Hence in the present case when there is apparent illegality committed by the Magistrate as well as the police officer, I do not think it necessary for me to go into the other details argued by the learned counsel for the respondents. Hence, I set aside the order of the learned Magistrate accepting the final report and I direct him to give a copy of the petition and refer notice submitted by the Inspector of Police, to the petitioner, and pass orders after hearing it. 8. It will not be out of place for me to state that the police officer in his report has detailed the facts and stated that A-3 and A-4 are the Directors of the company and they are guarantors of the loan of the company to whom loan has been given. Further the company has paid 3 installments and failed to repay the balance.

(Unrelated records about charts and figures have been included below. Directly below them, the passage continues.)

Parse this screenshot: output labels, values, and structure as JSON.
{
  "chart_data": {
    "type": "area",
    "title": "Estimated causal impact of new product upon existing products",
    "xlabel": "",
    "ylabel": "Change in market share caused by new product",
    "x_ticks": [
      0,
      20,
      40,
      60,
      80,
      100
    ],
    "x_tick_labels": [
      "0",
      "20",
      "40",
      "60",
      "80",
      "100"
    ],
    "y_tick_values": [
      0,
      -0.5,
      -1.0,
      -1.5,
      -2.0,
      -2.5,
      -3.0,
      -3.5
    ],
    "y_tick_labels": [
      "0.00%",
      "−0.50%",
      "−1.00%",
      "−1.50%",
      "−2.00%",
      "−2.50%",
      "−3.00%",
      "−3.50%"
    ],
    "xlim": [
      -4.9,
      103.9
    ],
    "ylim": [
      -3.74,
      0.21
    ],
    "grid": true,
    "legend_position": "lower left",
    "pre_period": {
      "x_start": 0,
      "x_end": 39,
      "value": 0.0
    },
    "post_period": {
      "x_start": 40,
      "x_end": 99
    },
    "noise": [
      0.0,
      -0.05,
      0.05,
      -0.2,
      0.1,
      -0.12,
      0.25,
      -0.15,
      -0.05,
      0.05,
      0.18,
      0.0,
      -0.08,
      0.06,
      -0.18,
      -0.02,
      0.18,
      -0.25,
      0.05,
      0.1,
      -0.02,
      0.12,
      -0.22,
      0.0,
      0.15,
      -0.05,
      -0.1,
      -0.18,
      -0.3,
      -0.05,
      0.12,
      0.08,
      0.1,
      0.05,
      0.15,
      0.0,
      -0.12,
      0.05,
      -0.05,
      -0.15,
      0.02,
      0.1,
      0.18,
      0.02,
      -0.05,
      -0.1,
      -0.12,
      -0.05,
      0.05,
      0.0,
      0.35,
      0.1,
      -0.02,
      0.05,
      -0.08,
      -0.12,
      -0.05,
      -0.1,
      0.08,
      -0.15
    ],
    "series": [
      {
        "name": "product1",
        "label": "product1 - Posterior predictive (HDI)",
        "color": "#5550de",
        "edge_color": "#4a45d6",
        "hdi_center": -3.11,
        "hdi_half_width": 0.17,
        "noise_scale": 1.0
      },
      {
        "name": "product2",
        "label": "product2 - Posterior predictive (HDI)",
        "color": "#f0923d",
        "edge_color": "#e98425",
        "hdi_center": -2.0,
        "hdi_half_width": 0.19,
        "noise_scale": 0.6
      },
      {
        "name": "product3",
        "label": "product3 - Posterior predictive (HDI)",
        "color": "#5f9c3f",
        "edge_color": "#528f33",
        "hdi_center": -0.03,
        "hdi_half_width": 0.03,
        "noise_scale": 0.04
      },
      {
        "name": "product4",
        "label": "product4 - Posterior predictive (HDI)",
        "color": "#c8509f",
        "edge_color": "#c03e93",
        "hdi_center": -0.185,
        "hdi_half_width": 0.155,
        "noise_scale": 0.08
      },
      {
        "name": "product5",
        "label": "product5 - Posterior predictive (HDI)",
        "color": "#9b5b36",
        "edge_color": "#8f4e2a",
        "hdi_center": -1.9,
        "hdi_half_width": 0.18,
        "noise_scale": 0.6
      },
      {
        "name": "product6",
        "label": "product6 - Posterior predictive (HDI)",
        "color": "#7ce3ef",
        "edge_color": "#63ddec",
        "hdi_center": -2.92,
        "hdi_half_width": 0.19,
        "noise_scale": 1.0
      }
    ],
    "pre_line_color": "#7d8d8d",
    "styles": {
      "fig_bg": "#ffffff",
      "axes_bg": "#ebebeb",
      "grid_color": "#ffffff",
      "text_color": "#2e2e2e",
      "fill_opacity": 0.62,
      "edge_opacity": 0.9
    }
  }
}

During investigation it was also found that the complainant has filed a civil case before the Debt Recovery Tribunal No.II, Chennai in O.A.No.1404 of 1998/DRT II, Chennai. 9. Therefore, when the Inspector of Police has made such submissions, it would have been better if the Magistrate has passed a detailed order after considering the report. 10. According to the learned counsel for A-4, he ceased to be a director even two years prior to the date of taking of the complaint. 11. If such persons are to be prosecuted, it is the duty of the complainant and the Investigating Officer to find out the role each of the Directors played at the time of commission of the offence and prosecute them. 12. With this observation, the revision is allowed.